Title:Equivariant localization in factorization homology and applications in mathematical physics II: Gauge theory applications

Abstract:We give an account of the theory of factorization spaces, categories, functors, and algebras, following the approach of [Ras1]. We apply these results to give geometric constructions of factorization $\mathbb{E}_n$ algebras describing mixed holomorphic-topological twists of supersymmetric gauge theories in low dimensions. We formulate and prove several recent predictions from the physics literature in this language:
We recall the Coulomb branch construction of [BFN1] from this perspective. We prove a conjecture from [CosG] that the Coulomb branch factorization $\mathbb{E}_1$ algebra $\mathcal{A}(G,N)$ acts on the factorization algebra of chiral differential operators $\mathcal{D}^{ch}(Y)$ on the quotient stack $Y=N/G$. We identify the latter with the semi-infinite cohomology of $\mathcal{D}^{ch}(N)$ with respect to $\hat{\mathfrak{g}}$, following the results of [Ras3]. Both these results require the hypothesis that $Y$ admits a Tate structure, or equivalently that $\mathcal{D}^{ch}(N)$ admits an action of $\hat{\mathfrak{g}}$ at level $\kappa=-\text{Tate}$.
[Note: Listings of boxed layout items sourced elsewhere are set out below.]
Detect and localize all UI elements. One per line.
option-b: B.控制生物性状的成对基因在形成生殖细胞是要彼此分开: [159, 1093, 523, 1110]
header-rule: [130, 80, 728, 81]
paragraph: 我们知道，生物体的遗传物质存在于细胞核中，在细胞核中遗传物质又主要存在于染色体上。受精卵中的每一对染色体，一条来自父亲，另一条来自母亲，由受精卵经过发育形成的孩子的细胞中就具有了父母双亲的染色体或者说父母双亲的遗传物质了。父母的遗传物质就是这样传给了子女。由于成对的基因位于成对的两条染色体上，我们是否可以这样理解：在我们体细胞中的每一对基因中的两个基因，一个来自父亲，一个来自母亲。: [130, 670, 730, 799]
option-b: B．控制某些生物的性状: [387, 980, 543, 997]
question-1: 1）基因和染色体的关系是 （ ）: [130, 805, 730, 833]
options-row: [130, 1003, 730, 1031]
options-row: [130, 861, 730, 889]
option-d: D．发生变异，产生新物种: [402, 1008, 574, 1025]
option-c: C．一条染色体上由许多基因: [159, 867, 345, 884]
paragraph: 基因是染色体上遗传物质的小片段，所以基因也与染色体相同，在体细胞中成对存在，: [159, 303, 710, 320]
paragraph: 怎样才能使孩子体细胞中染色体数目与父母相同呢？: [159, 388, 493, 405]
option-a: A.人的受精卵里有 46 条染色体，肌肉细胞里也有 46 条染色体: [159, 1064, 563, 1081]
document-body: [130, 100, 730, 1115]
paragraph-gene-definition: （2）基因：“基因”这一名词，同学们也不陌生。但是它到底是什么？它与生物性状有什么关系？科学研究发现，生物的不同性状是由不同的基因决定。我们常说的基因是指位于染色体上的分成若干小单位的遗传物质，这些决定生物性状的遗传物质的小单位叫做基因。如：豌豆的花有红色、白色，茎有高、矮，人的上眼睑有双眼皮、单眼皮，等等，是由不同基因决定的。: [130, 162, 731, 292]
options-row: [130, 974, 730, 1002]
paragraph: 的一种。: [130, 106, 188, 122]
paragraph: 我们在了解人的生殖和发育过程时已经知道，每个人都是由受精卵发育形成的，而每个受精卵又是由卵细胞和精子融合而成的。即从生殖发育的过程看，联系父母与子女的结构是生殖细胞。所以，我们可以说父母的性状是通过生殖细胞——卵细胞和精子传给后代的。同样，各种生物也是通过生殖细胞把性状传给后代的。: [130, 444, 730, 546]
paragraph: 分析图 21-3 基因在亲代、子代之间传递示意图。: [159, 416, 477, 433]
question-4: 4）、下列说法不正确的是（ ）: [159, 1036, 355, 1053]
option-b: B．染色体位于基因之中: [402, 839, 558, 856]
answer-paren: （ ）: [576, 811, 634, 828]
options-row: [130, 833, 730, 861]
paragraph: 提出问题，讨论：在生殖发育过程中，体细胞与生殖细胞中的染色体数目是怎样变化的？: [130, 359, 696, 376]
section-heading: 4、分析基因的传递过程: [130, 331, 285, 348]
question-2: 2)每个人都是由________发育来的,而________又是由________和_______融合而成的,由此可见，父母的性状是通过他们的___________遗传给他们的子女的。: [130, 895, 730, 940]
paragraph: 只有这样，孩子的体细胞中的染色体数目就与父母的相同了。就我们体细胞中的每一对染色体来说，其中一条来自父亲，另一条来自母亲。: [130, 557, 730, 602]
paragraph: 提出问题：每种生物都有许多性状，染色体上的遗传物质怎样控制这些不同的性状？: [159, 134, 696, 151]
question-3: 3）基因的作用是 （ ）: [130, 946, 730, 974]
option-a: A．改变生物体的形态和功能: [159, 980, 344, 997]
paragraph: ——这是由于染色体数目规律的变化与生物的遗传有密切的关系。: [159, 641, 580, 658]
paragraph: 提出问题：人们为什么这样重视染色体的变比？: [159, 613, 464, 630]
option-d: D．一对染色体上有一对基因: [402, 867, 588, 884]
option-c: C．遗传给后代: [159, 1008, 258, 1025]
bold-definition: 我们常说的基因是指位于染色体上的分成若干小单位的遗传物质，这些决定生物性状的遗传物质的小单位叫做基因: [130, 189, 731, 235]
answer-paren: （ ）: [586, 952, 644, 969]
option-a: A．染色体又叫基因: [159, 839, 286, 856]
We construct an analogous factorization $\mathbb{E}_2$ algebra $\mathcal{F}(Y)$ describing the local observables of the mixed holomorphic-B twist of four dimensional $\mathcal{N}=2$ gauge theory. We apply the theory of equivariant factorization algebras of the prequel [Bu1] in this example: we identify $S^1$ equivariant structures on $\mathcal{F}(Y)$ with Tate structures on $Y=N/G$, and prove that the corresponding filtered quantization of $\iota^!\mathcal{F}(Y)$ is given by the two-periodic Rees algebra of chiral differential operators on $Y$. This gives a mathematical account of the results of [Beem4]. Finally, we apply the equivariant cigar reduction principle of [Bu1] to explain the relationship between these results and our account of the results of [CosG] described above.